What are the differences between managers and leaders? Provide examples relevant to a health care environment.

Expert Answers
durbanville eNotes educator| Certified Educator

It is generally accepted in any business environment that managers and leaders sometimes have overlapping roles and duties therefore defining each is a complex matter (Wall Street Journal, Harvard Business Review). Good leaders may be called upon in some business environments to be effective managers.

Good managers in healthcare, as an example, must have the ability to maintain a structured environment, managing to ensure that there is the right mix of personnel, staff, supplies, and scheduled appoints at the right times. The manager's team has duly delegated motivation and purposes focused on achieving specific tasks, duties, operations, etc. In general, leaders are usually identified as those who inspire.

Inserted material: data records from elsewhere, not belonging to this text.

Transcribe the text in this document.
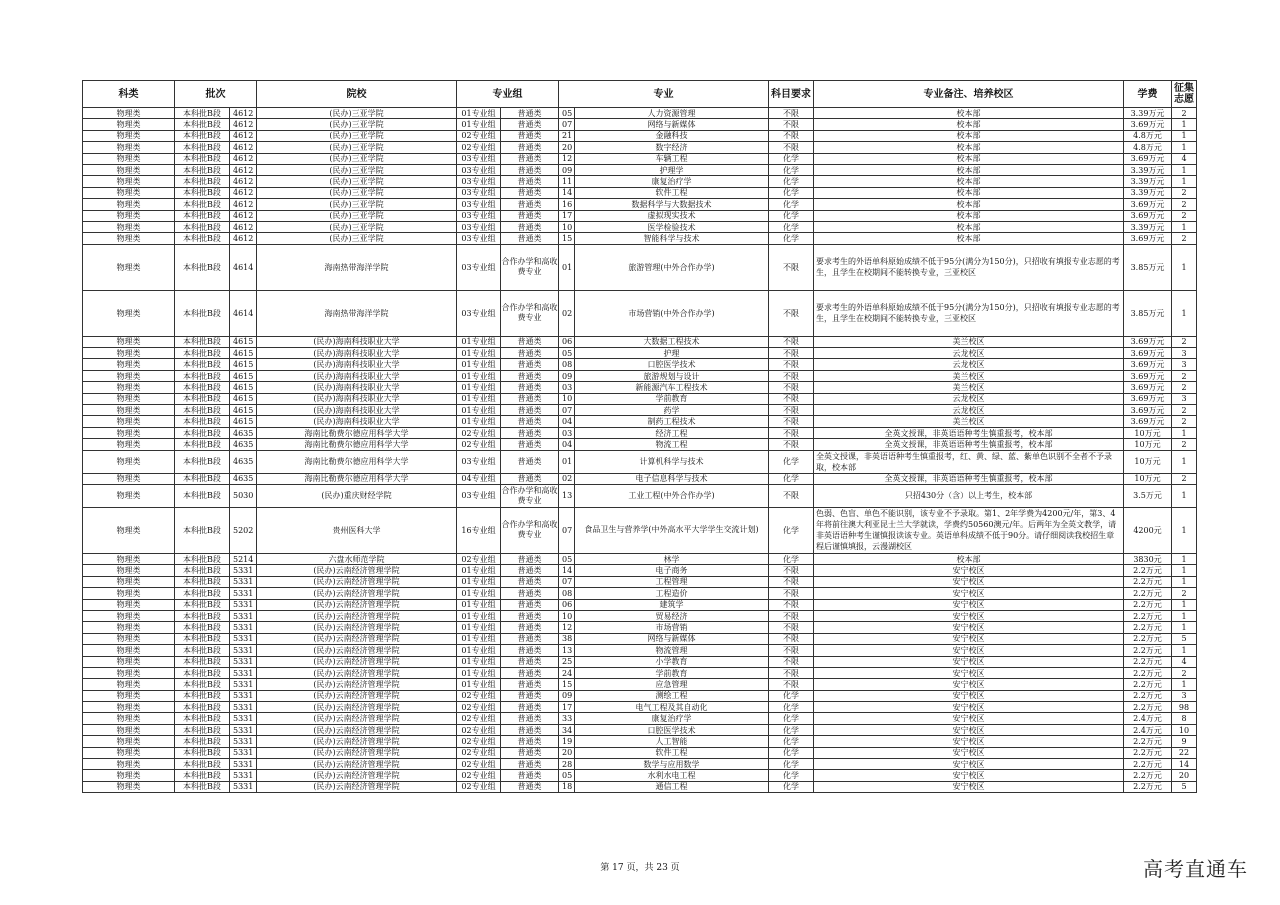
科类	批次		院校	专业组		专业		科目要求	专业备注、培养校区	学费	征集志愿
物理类	本科批B段	4612	(民办)三亚学院	01专业组	普通类	05	人力资源管理	不限	校本部	3.39万元	2
物理类	本科批B段	4612	(民办)三亚学院	01专业组	普通类	07	网络与新媒体	不限	校本部	3.69万元	1
物理类	本科批B段	4612	(民办)三亚学院	02专业组	普通类	21	金融科技	不限	校本部	4.8万元	1
物理类	本科批B段	4612	(民办)三亚学院	02专业组	普通类	20	数字经济	不限	校本部	4.8万元	1
物理类	本科批B段	4612	(民办)三亚学院	03专业组	普通类	12	车辆工程	化学	校本部	3.69万元	4
物理类	本科批B段	4612	(民办)三亚学院	03专业组	普通类	09	护理学	化学	校本部	3.39万元	1
物理类	本科批B段	4612	(民办)三亚学院	03专业组	普通类	11	康复治疗学	化学	校本部	3.39万元	1
物理类	本科批B段	4612	(民办)三亚学院	03专业组	普通类	14	软件工程	化学	校本部	3.39万元	2
物理类	本科批B段	4612	(民办)三亚学院	03专业组	普通类	16	数据科学与大数据技术	化学	校本部	3.69万元	2
物理类	本科批B段	4612	(民办)三亚学院	03专业组	普通类	17	虚拟现实技术	化学	校本部	3.69万元	2
物理类	本科批B段	4612	(民办)三亚学院	03专业组	普通类	10	医学检验技术	化学	校本部	3.39万元	1
物理类	本科批B段	4612	(民办)三亚学院	03专业组	普通类	15	智能科学与技术	化学	校本部	3.69万元	2
物理类	本科批B段	4614	海南热带海洋学院	03专业组	合作办学和高收费专业	01	旅游管理(中外合作办学)	不限	要求考生的外语单科原始成绩不低于95分(满分为150分)，只招收有填报专业志愿的考生，且学生在校期间不能转换专业，三亚校区	3.85万元	1
物理类	本科批B段	4614	海南热带海洋学院	03专业组	合作办学和高收费专业	02	市场营销(中外合作办学)	不限	要求考生的外语单科原始成绩不低于95分(满分为150分)，只招收有填报专业志愿的考生，且学生在校期间不能转换专业，三亚校区	3.85万元	1
物理类	本科批B段	4615	(民办)海南科技职业大学	01专业组	普通类	06	大数据工程技术	不限	美兰校区	3.69万元	2
物理类	本科批B段	4615	(民办)海南科技职业大学	01专业组	普通类	05	护理	不限	云龙校区	3.69万元	3
物理类	本科批B段	4615	(民办)海南科技职业大学	01专业组	普通类	08	口腔医学技术	不限	云龙校区	3.69万元	3
物理类	本科批B段	4615	(民办)海南科技职业大学	01专业组	普通类	09	旅游规划与设计	不限	美兰校区	3.69万元	2
物理类	本科批B段	4615	(民办)海南科技职业大学	01专业组	普通类	03	新能源汽车工程技术	不限	美兰校区	3.69万元	2
物理类	本科批B段	4615	(民办)海南科技职业大学	01专业组	普通类	10	学前教育	不限	云龙校区	3.69万元	3
物理类	本科批B段	4615	(民办)海南科技职业大学	01专业组	普通类	07	药学	不限	云龙校区	3.69万元	2
物理类	本科批B段	4615	(民办)海南科技职业大学	01专业组	普通类	04	制药工程技术	不限	美兰校区	3.69万元	2
物理类	本科批B段	4635	海南比勒费尔德应用科学大学	02专业组	普通类	03	经济工程	不限	全英文授课，非英语语种考生慎重报考，校本部	10万元	1
物理类	本科批B段	4635	海南比勒费尔德应用科学大学	02专业组	普通类	04	物流工程	不限	全英文授课，非英语语种考生慎重报考，校本部	10万元	2
物理类	本科批B段	4635	海南比勒费尔德应用科学大学	03专业组	普通类	01	计算机科学与技术	化学	全英文授课，非英语语种考生慎重报考，红、黄、绿、蓝、紫单色识别不全者不予录取，校本部	10万元	1
物理类	本科批B段	4635	海南比勒费尔德应用科学大学	04专业组	普通类	02	电子信息科学与技术	化学	全英文授课，非英语语种考生慎重报考，校本部	10万元	2
物理类	本科批B段	5030	(民办)重庆财经学院	03专业组	合作办学和高收费专业	13	工业工程(中外合作办学)	不限	只招430分（含）以上考生，校本部	3.5万元	1
物理类	本科批B段	5202	贵州医科大学	16专业组	合作办学和高收费专业	07	食品卫生与营养学(中外高水平大学学生交流计划)	化学	色弱、色盲、单色不能识别，该专业不予录取。第1、2年学费为4200元/年，第3、4年将前往澳大利亚昆士兰大学就读，学费约50560澳元/年。后两年为全英文教学，请非英语语种考生谨慎报读该专业。英语单科成绩不低于90分。请仔细阅读我校招生章程后谨慎填报，云漫湖校区	4200元	1
物理类	本科批B段	5214	六盘水师范学院	02专业组	普通类	05	林学	化学	校本部	3830元	1
物理类	本科批B段	5331	(民办)云南经济管理学院	01专业组	普通类	14	电子商务	不限	安宁校区	2.2万元	1
物理类	本科批B段	5331	(民办)云南经济管理学院	01专业组	普通类	07	工程管理	不限	安宁校区	2.2万元	1
物理类	本科批B段	5331	(民办)云南经济管理学院	01专业组	普通类	08	工程造价	不限	安宁校区	2.2万元	2
物理类	本科批B段	5331	(民办)云南经济管理学院	01专业组	普通类	06	建筑学	不限	安宁校区	2.2万元	1
物理类	本科批B段	5331	(民办)云南经济管理学院	01专业组	普通类	10	贸易经济	不限	安宁校区	2.2万元	1
物理类	本科批B段	5331	(民办)云南经济管理学院	01专业组	普通类	12	市场营销	不限	安宁校区	2.2万元	1
物理类	本科批B段	5331	(民办)云南经济管理学院	01专业组	普通类	38	网络与新媒体	不限	安宁校区	2.2万元	5
物理类	本科批B段	5331	(民办)云南经济管理学院	01专业组	普通类	13	物流管理	不限	安宁校区	2.2万元	1
物理类	本科批B段	5331	(民办)云南经济管理学院	01专业组	普通类	25	小学教育	不限	安宁校区	2.2万元	4
物理类	本科批B段	5331	(民办)云南经济管理学院	01专业组	普通类	24	学前教育	不限	安宁校区	2.2万元	2
物理类	本科批B段	5331	(民办)云南经济管理学院	01专业组	普通类	15	应急管理	不限	安宁校区	2.2万元	1
物理类	本科批B段	5331	(民办)云南经济管理学院	02专业组	普通类	09	测绘工程	化学	安宁校区	2.2万元	3
物理类	本科批B段	5331	(民办)云南经济管理学院	02专业组	普通类	17	电气工程及其自动化	化学	安宁校区	2.2万元	98
物理类	本科批B段	5331	(民办)云南经济管理学院	02专业组	普通类	33	康复治疗学	化学	安宁校区	2.4万元	8
物理类	本科批B段	5331	(民办)云南经济管理学院	02专业组	普通类	34	口腔医学技术	化学	安宁校区	2.4万元	10
物理类	本科批B段	5331	(民办)云南经济管理学院	02专业组	普通类	19	人工智能	化学	安宁校区	2.2万元	9
物理类	本科批B段	5331	(民办)云南经济管理学院	02专业组	普通类	20	软件工程	化学	安宁校区	2.2万元	22
物理类	本科批B段	5331	(民办)云南经济管理学院	02专业组	普通类	28	数学与应用数学	化学	安宁校区	2.2万元	14
物理类	本科批B段	5331	(民办)云南经济管理学院	02专业组	普通类	05	水利水电工程	化学	安宁校区	2.2万元	20
物理类	本科批B段	5331	(民办)云南经济管理学院	02专业组	普通类	18	通信工程	化学	安宁校区	2.2万元	5
第 17 页，共 23 页	高考直通车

Good management is the ability to make others work well and to set and meet overall objectives. The external environment is a major consideration for a manager and he or she must fit with the mission and vision of the health care organization and must drive the business towards that. A good manager must make the best use of resources, ensure adequate training and smooth application of tasks. A good leader has the original ideas which are then implemented by the good manager.

yamuna | Student

One fundamental difference between a good manager and a good leader is the ability to bring in change. A manager would be able to get things done by others and ensure that the health-care environment is well coordinated in its functioning. A leader, on the other hand, would be one who would facilitate changes to improve the system and take it higher.

Eg. A hospice set-up

A manager would ensure that the admn staff, the nurses, the janitors, the kitchen staff and maintenance personnel do their work well and will coordinate their work to ensure that it is done regularly and efficiently.

A leader would not only ensure the above, but would also introduce systems to improve the quality of work and the experience of the hospice service receivers. The leader might think of a greener environment, better ventilated rooms, better communication between the departments and between the staff and the in-patients and so on...A leader would be a great facilitator for change.